Comment les responsables peuvent-ils prévenir une telle incompréhension ?
Il est important de bien expliquer à la population dans quels domaines les connaissances scientifiques sont stables et dans quels autres elles continuent d’évoluer. Cela permet en partie d’éviter de futures incompréhensions. Les expertes et experts scientifiques peuvent instaurer la confiance en s’engageant à communiquer les nouvelles connaissances dès que celles-ci sont suffisamment consolidées. Il s’agit donc de faire comprendre que la science est un processus évolutif et ne travaille pas avec des certitudes gravées dans le marbre.

A-t-on réussi à instaurer cette confiance dans le cadre du projet de dépôt en profondeur ?
Il est difficile, pour moi, de répondre à cette question en tant qu’externe. Mais il y a un élément très positif que j’ai clairement constaté : l’ensemble du processus ne s’est pas déroulé dans un cercle fermé d’experts. Les représentants de la politique locale et la population ont au contraire été activement impliqués. Lors de décisions ayant un fort impact sur la population et sur lesquelles les avis sont très partagés, le rôle que peuvent avoir les experts scientifiques est assez limité. Il faut l’intervention de personnes jouissant d’une grande confiance dans la région ainsi que d’une légitimité politique. En revanche, la confiance dans les experts est étroitement liée à leur indépendance. S’ils sont perçus comme des avocats scientifiques de la Nagra, ils ne pourront pas faire grand-chose.

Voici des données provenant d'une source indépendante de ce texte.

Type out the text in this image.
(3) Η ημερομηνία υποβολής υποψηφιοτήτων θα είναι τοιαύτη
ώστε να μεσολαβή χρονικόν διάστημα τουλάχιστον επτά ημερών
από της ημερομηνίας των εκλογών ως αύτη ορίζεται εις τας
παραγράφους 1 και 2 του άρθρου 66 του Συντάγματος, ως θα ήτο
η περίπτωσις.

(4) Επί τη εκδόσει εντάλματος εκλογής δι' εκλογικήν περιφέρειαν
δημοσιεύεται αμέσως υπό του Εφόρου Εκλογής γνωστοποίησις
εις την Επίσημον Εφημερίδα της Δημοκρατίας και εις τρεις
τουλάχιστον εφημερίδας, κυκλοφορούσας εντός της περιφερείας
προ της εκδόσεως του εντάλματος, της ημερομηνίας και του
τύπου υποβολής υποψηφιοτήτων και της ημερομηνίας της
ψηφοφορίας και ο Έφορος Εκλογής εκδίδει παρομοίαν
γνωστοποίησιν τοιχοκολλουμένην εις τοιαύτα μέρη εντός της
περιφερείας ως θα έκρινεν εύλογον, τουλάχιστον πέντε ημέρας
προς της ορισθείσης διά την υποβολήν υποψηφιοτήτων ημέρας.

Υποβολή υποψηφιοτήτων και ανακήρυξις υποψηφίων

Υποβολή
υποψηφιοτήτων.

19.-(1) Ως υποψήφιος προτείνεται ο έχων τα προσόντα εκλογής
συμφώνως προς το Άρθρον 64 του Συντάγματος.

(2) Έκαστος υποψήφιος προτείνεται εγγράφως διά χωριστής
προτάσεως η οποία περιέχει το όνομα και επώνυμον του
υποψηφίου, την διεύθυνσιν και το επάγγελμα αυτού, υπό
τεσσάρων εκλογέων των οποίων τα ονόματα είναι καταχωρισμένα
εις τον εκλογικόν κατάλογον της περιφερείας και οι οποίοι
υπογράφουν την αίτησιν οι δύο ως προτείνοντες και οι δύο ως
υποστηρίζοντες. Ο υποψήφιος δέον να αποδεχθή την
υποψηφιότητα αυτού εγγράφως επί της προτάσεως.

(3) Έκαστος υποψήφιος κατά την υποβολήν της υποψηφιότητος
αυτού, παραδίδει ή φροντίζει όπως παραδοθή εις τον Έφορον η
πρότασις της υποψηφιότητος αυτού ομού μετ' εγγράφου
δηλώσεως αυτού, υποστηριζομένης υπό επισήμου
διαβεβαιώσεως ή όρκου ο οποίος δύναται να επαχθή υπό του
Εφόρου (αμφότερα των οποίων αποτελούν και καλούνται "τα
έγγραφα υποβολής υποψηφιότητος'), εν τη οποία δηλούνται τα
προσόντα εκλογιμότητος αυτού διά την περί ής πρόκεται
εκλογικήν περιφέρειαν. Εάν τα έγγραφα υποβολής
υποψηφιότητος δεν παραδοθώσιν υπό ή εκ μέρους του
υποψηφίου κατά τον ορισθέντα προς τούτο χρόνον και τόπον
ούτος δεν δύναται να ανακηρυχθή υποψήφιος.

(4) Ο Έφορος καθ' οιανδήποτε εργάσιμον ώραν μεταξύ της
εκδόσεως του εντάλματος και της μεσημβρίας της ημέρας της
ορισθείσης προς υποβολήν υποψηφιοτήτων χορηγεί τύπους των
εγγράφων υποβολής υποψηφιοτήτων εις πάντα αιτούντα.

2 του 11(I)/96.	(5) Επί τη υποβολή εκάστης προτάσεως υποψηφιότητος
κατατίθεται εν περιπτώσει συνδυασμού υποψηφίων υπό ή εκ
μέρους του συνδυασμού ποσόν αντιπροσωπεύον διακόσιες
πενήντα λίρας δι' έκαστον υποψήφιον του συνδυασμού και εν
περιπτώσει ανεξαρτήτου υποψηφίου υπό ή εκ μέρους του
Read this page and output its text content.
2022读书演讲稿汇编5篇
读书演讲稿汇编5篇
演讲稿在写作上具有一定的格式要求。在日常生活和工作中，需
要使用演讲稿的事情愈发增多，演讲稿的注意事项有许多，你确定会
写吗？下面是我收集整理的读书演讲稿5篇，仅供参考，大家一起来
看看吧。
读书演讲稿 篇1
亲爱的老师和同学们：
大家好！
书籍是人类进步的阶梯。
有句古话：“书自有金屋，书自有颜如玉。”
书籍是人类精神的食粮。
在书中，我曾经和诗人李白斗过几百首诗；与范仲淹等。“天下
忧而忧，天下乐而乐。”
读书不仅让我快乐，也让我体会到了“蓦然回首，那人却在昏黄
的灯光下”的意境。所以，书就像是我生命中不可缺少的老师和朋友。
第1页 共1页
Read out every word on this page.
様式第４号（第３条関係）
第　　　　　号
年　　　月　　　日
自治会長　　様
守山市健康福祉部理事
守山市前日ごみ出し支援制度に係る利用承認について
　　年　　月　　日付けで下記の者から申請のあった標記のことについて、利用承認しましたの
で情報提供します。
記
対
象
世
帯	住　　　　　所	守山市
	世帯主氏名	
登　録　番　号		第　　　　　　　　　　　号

Quand est-on indépendant en tant qu’un expert ?
Pour être indépendante, une personne ne doit pas être exposée à des influences extérieures pour ses avis et ses recommandations scientifiques, et ne doit pas avoir d’intérêts aux résultats des décisions qui en découlent. Si, par exemple, une experte habitait sur l’un des sites potentiels d’un dépôt en profondeur, cela poserait un problème pour son indépendance. Pour son indépendance, il est également avantageux de se distancier clairement des instances politiques décisionnelles.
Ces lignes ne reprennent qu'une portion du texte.